Well, okay, one time, but…


Uh, well, maybe twice, but still…


OKAY! OKAY! This is really nothing new for him! Happy? He just has a knack for picking shit films once in a while and this is unfortunately another one he probably won’t want to put on his resume. He’s playing an interminably dull and boring priest who Megan Fox Lite hires to do an exorcism on her. They team up with the only basketball playing expert on exorcisms ever – it’s good to have multiple talents! – and sit around and talk about boring stuff some more.

"OOOOoooooh, look at my abstract weird imagery, aren't I the best and most edgy director ever? David Lynch eat your heart out! I got a dog with an upside down head! Sure it looks like a horrible Photoshop, but it's just so edgy, man!"

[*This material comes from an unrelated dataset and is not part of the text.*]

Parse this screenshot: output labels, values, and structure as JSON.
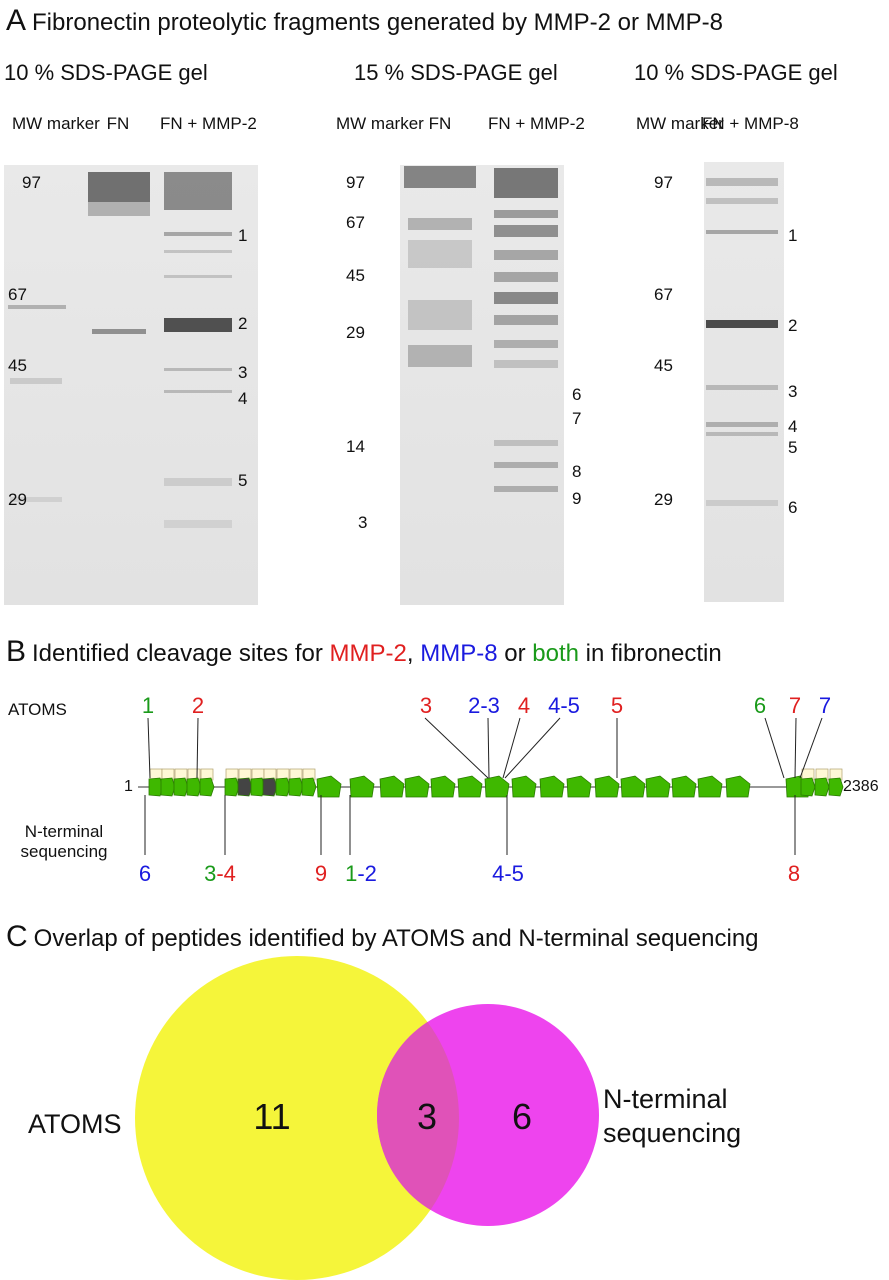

I’m all for scenes that establish the story through interesting character nuance, but…that isn’t what this is. This is crappy cheap-ass exposition written by people who have no earthly idea about how to write a story. Literally every bit of dialogue in this damn movie is exposition trying to make the dumbass plot more coherent! Where’s the character connection? I guess they just forgot to write that in! Most of these scenes are just window dressing – just backgrounds and people doing arbitrary things in front of them while they rattle off their hideously asinine exposition. Oh, please, explain the story to us some more, writers! Haven’t gotten enough of that yet! That’s truly the way to invest us!

Oh yeah, and the black chick dies when she gets stabbed by the little boy from across the street. I know, just go with it. Apparently the demon can possess people now! And I guess nobody noticed the little kid leaving his house with one of mommy’s kitchen knives…methinks better parental supervision would be a good idea, perhaps. Not to mention the silliness factor is only multiplied when the demon jumps out of the kid and into the dying girl – why he did that I do not know, as clearly she’s dying and will soon be of no use to him – and puts on his best Exorcist impression. By which I actually mean worst, and cheesiest, Exorcist impression. Sounds more like a castrated frog.

"Don't you ever try to imitate me! I will END YOU!"

The “climax” of the film is a big sloppy mess that pretty much has ‘try-hard’ written all over it. They didn’t have any actual atmosphere or scares, so they put in a nearly unwatchable miasma of people screaming, demonic faces, flashy lights and other stuff that makes the movie look like a little kid screaming for attention because his mom and dad wouldn’t buy him a damn Optimus Prime action figure. Seriously, this is wretched. You have to TRY to be this bad!

"Let it be known...that I...achieved my goal...to be...the blandest horror boyfriend...ever..."

Oh, the boyfriend died? What a Shakespearian tragedy! Seriously, they try to make this whole thing so tragic and whatnot, but really he was a complete cardboard cut-out of a character the whole movie, with no human traits and nothing to distinguish him from the nearest lamppost. So really I feel about as much emotion here as I did the last time I threw out a pair of socks.

The movie ends with Megan Fox Lite finding out she’s pregnant with twins!

Hey, the best actors in the movie have finally arrived!

Uh oh! Irony! That’s a good movie ending, right right? No.

I have spent way too much time already on this, but my god! What kind of festering brain tumor could possibly come up with this? It’s unbearable torture to watch; one of the worst I’ve ever reviewed on this site. There’s just nothing in it that I can describe as any kind of quality. It’s long, it’s stupid, it’s silly and most of all, IT’S BORING. The Unborn is just about everything wrong with 2000s horror wrapped up into one odorous package. I hate this movie and I hate anyone who likes it! Just scrap this crap; throw it in the garbage forever.

As for me, I’m going to go wash this down with some good old New Years celebrations. Happy 2012, folks. See you then!